Do or do not.
There is no try.
So says Yoda, my favourite Jedi Master. Why Yoda, you may ask? Ok, besides being a BIG Star Wars fan, there is a lot we can take from this. The way I look at it, the message is to do our best in whatever we set our mind to. There is value in attempting something, however our “try” cannot be half-hearted – we must remain committed to see it through. By trying something that does not have our full consideration, we are most likely to fail. Therefore, to reach our goals, we must do.
The above thought relates this issue’s theme of “Catching Dreams.” At the university, an ambitious plan is in the works to improve educational opportunities for Aboriginal people. This is necessary for our communities, and its members, to grow. It is an ambitious dream, but one that needs a full commitment for it to be realized. If not, many doors will remain closed. We need to start with a dream and do whatever it takes to make it a reality. We need to be active, willing to take some (calculated) risks and realize that it will take time. There is no room for “should’ve, could’ve, or might”, as according to Yoda, this is the meaning of try.
Do your best.

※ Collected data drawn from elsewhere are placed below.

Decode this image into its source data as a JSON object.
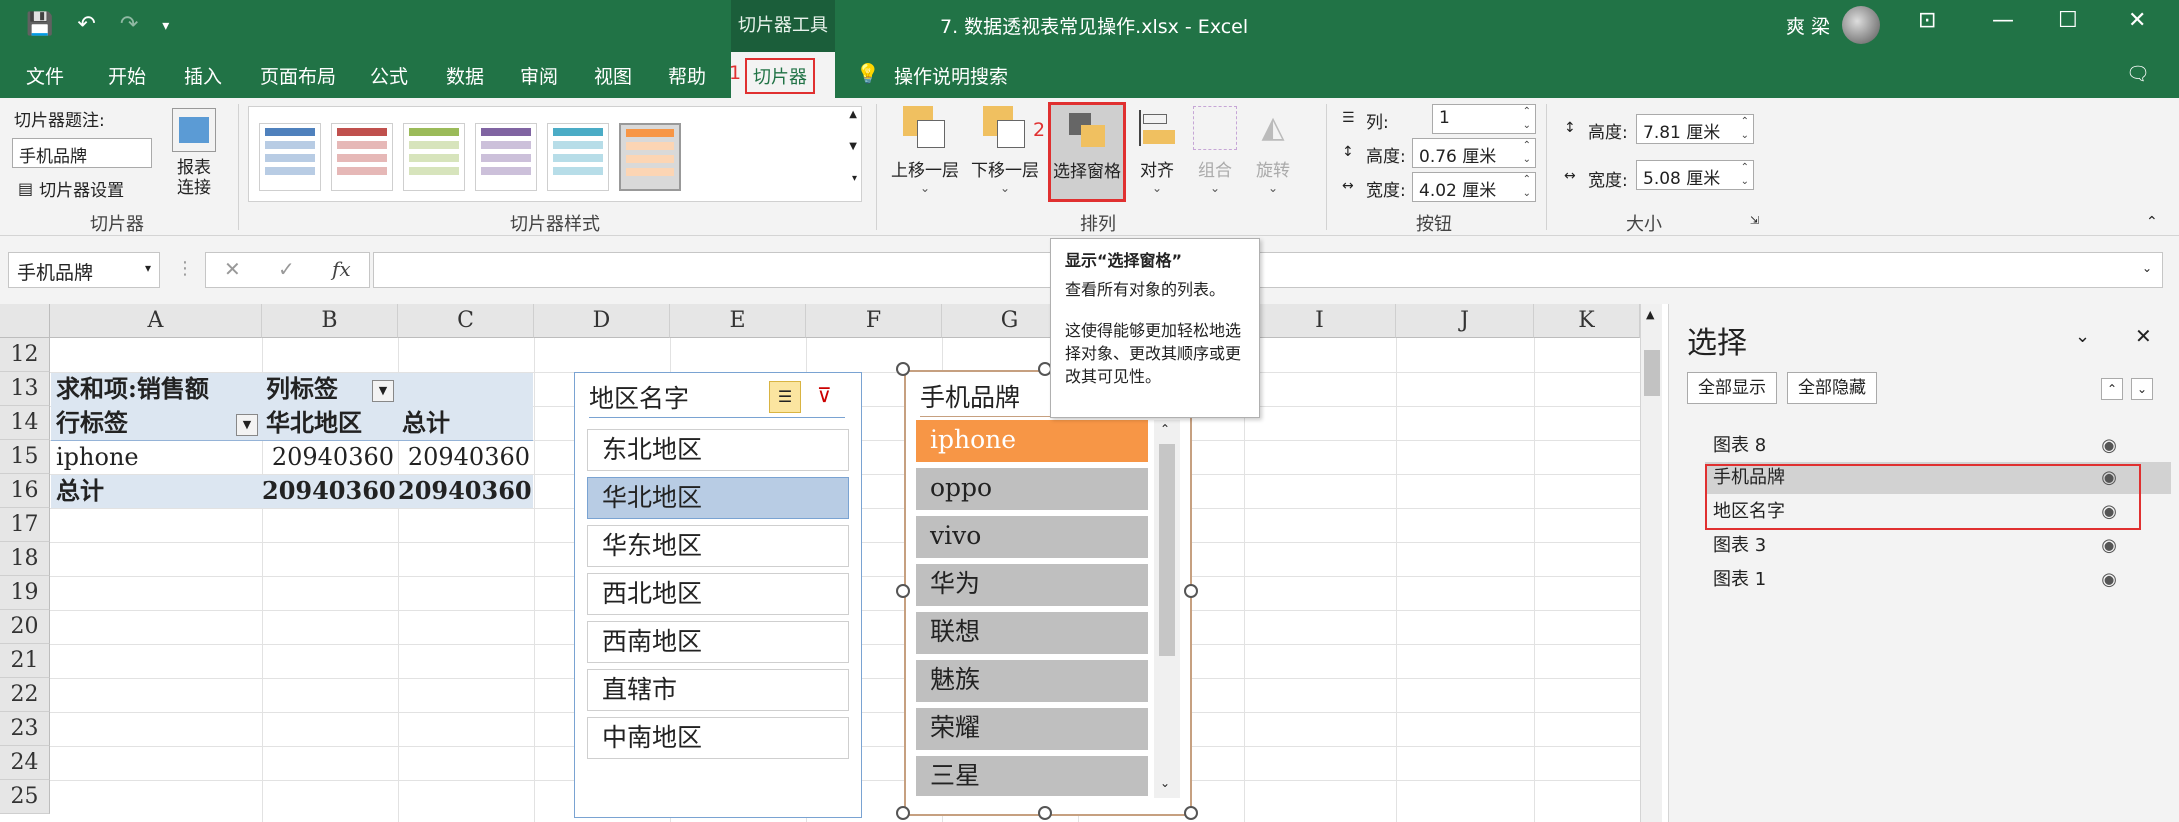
{
  "titlebar": {
    "context_tools": "切片器工具",
    "doc_title": "7. 数据透视表常见操作.xlsx  -  Excel",
    "user_name": "爽 梁"
  },
  "tabs": {
    "items": [
      "文件",
      "开始",
      "插入",
      "页面布局",
      "公式",
      "数据",
      "审阅",
      "视图",
      "帮助"
    ],
    "slicer_num": "1",
    "slicer_tab": "切片器",
    "tell_me": "操作说明搜索"
  },
  "ribbon": {
    "caption_label": "切片器题注:",
    "caption_value": "手机品牌",
    "slicer_settings": "切片器设置",
    "report_connect": "报表连接",
    "group_slicer": "切片器",
    "group_styles": "切片器样式",
    "bring_forward": "上移一层",
    "send_backward": "下移一层",
    "selection_pane_num": "2",
    "selection_pane": "选择窗格",
    "align": "对齐",
    "group": "组合",
    "rotate": "旋转",
    "group_arrange": "排列",
    "columns_label": "列:",
    "columns_value": "1",
    "btn_height_label": "高度:",
    "btn_height_value": "0.76 厘米",
    "btn_width_label": "宽度:",
    "btn_width_value": "4.02 厘米",
    "group_buttons": "按钮",
    "height_label": "高度:",
    "height_value": "7.81 厘米",
    "width_label": "宽度:",
    "width_value": "5.08 厘米",
    "group_size": "大小"
  },
  "formula_bar": {
    "name_box": "手机品牌",
    "fx": "fx"
  },
  "grid": {
    "columns": [
      "A",
      "B",
      "C",
      "D",
      "E",
      "F",
      "G",
      "H",
      "I",
      "J",
      "K"
    ],
    "rows": [
      "12",
      "13",
      "14",
      "15",
      "16",
      "17",
      "18",
      "19",
      "20",
      "21",
      "22",
      "23",
      "24",
      "25"
    ],
    "pivot": {
      "sum_label": "求和项:销售额",
      "col_label": "列标签",
      "row_label": "行标签",
      "col_north": "华北地区",
      "col_total": "总计",
      "row1_name": "iphone",
      "row1_b": "20940360",
      "row1_c": "20940360",
      "total_name": "总计",
      "total_b": "20940360",
      "total_c": "20940360"
    }
  },
  "slicer_region": {
    "title": "地区名字",
    "items": [
      "东北地区",
      "华北地区",
      "华东地区",
      "西北地区",
      "西南地区",
      "直辖市",
      "中南地区"
    ],
    "selected": "华北地区"
  },
  "slicer_brand": {
    "title": "手机品牌",
    "items": [
      "iphone",
      "oppo",
      "vivo",
      "华为",
      "联想",
      "魅族",
      "荣耀",
      "三星"
    ],
    "selected": "iphone"
  },
  "tooltip": {
    "title": "显示“选择窗格”",
    "line1": "查看所有对象的列表。",
    "line2": "这使得能够更加轻松地选择对象、更改其顺序或更改其可见性。"
  },
  "selection_pane": {
    "title": "选择",
    "show_all": "全部显示",
    "hide_all": "全部隐藏",
    "objects": [
      "图表 8",
      "手机品牌",
      "地区名字",
      "图表 3",
      "图表 1"
    ]
  },
  "colors": {
    "excel_green": "#217346",
    "pivot_blue": "#dce6f1",
    "slicer_orange": "#f79646",
    "slicer_gray": "#bfbfbf",
    "region_selected": "#b8cce4",
    "highlight_red": "#e03030"
  }
}
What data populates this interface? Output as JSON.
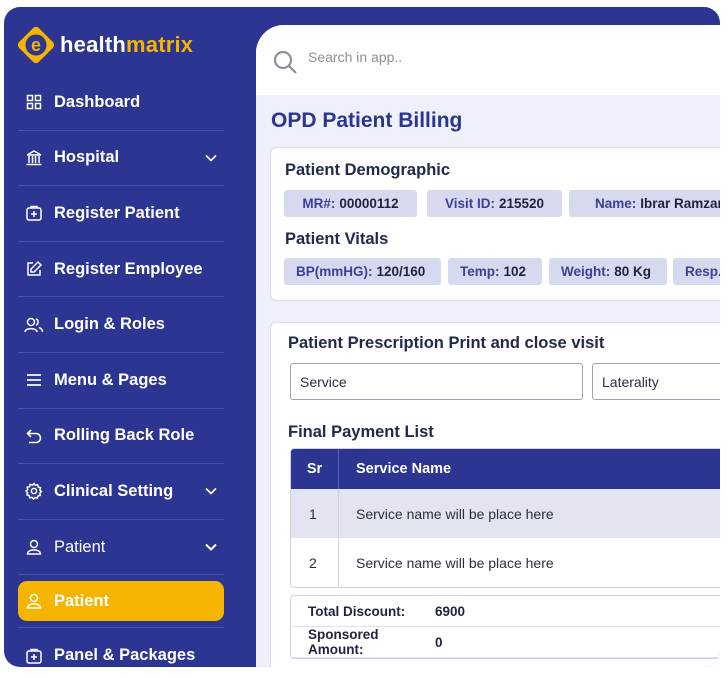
{
  "brand": {
    "letter": "e",
    "name_part1": "health",
    "name_part2": "matrix"
  },
  "sidebar": {
    "items": [
      {
        "label": "Dashboard",
        "icon": "grid-icon"
      },
      {
        "label": "Hospital",
        "icon": "hospital-icon",
        "expandable": true
      },
      {
        "label": "Register Patient",
        "icon": "add-box-icon"
      },
      {
        "label": "Register Employee",
        "icon": "edit-icon"
      },
      {
        "label": "Login & Roles",
        "icon": "users-icon"
      },
      {
        "label": "Menu & Pages",
        "icon": "menu-icon"
      },
      {
        "label": "Rolling Back Role",
        "icon": "undo-icon"
      },
      {
        "label": "Clinical Setting",
        "icon": "gear-icon",
        "expandable": true
      },
      {
        "label": "Patient",
        "icon": "user-icon",
        "expandable": true
      },
      {
        "label": "Patient",
        "icon": "user-icon",
        "active": true
      },
      {
        "label": "Panel & Packages",
        "icon": "add-box-icon"
      }
    ]
  },
  "search": {
    "placeholder": "Search in app.."
  },
  "page": {
    "title": "OPD Patient Billing"
  },
  "demographic": {
    "title": "Patient Demographic",
    "mr_label": "MR#:",
    "mr_value": "00000112",
    "visit_label": "Visit ID:",
    "visit_value": "215520",
    "name_label": "Name:",
    "name_value": "Ibrar Ramzan"
  },
  "vitals": {
    "title": "Patient Vitals",
    "bp_label": "BP(mmHG):",
    "bp_value": "120/160",
    "temp_label": "Temp:",
    "temp_value": "102",
    "weight_label": "Weight:",
    "weight_value": "80 Kg",
    "resp_label": "Resp.",
    "resp_value": ""
  },
  "prescription": {
    "title": "Patient Prescription Print and close visit",
    "service_value": "Service",
    "laterality_value": "Laterality"
  },
  "payment": {
    "title": "Final Payment List",
    "columns": [
      "Sr",
      "Service Name"
    ],
    "rows": [
      {
        "sr": "1",
        "name": "Service name will be place here"
      },
      {
        "sr": "2",
        "name": "Service name will be place here"
      }
    ],
    "total_discount_label": "Total Discount:",
    "total_discount_value": "6900",
    "sponsored_label": "Sponsored Amount:",
    "sponsored_value": "0"
  },
  "colors": {
    "primary": "#2c3592",
    "accent": "#f5b400",
    "chip": "#d7d9ee"
  }
}
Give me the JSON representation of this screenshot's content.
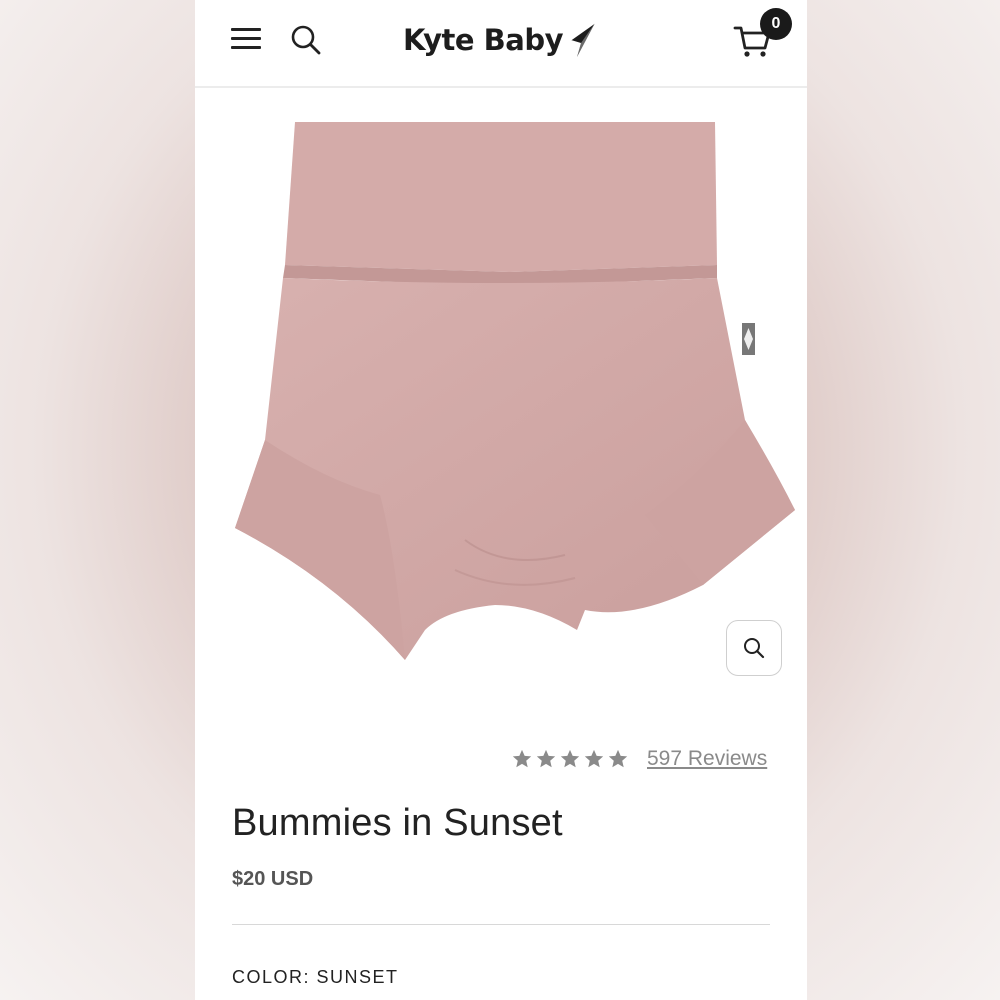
{
  "header": {
    "brand": "Kyte Baby",
    "cart_count": "0"
  },
  "icons": {
    "menu": "hamburger-menu-icon",
    "search": "magnifier-search-icon",
    "cart": "shopping-cart-icon",
    "zoom": "magnifier-zoom-icon",
    "star": "star-icon"
  },
  "product": {
    "image_alt": "Bummies in Sunset",
    "rating": 5,
    "reviews_label": "597 Reviews",
    "title": "Bummies in Sunset",
    "price": "$20 USD",
    "color_label": "COLOR:",
    "color_value": "SUNSET"
  },
  "colors": {
    "fabric": "#d2a9a7",
    "text": "#222222",
    "muted": "#8a8a8a"
  }
}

If you do not succeed at first, learn from it.
But, if you succeed… just think of the possibilities.
This issue is dedicated to Keren Rice whose commitment to First Nations House, Aboriginal Studies, and the Centre for Aboriginal Initiatives has truly emanated the Seven Grandfather/Grandmother teachings.
Love, Respect, Bravery,
Honesty, Humility, Truth and Wisdom
Chi Meegwetch for your inspiration and dedicated work.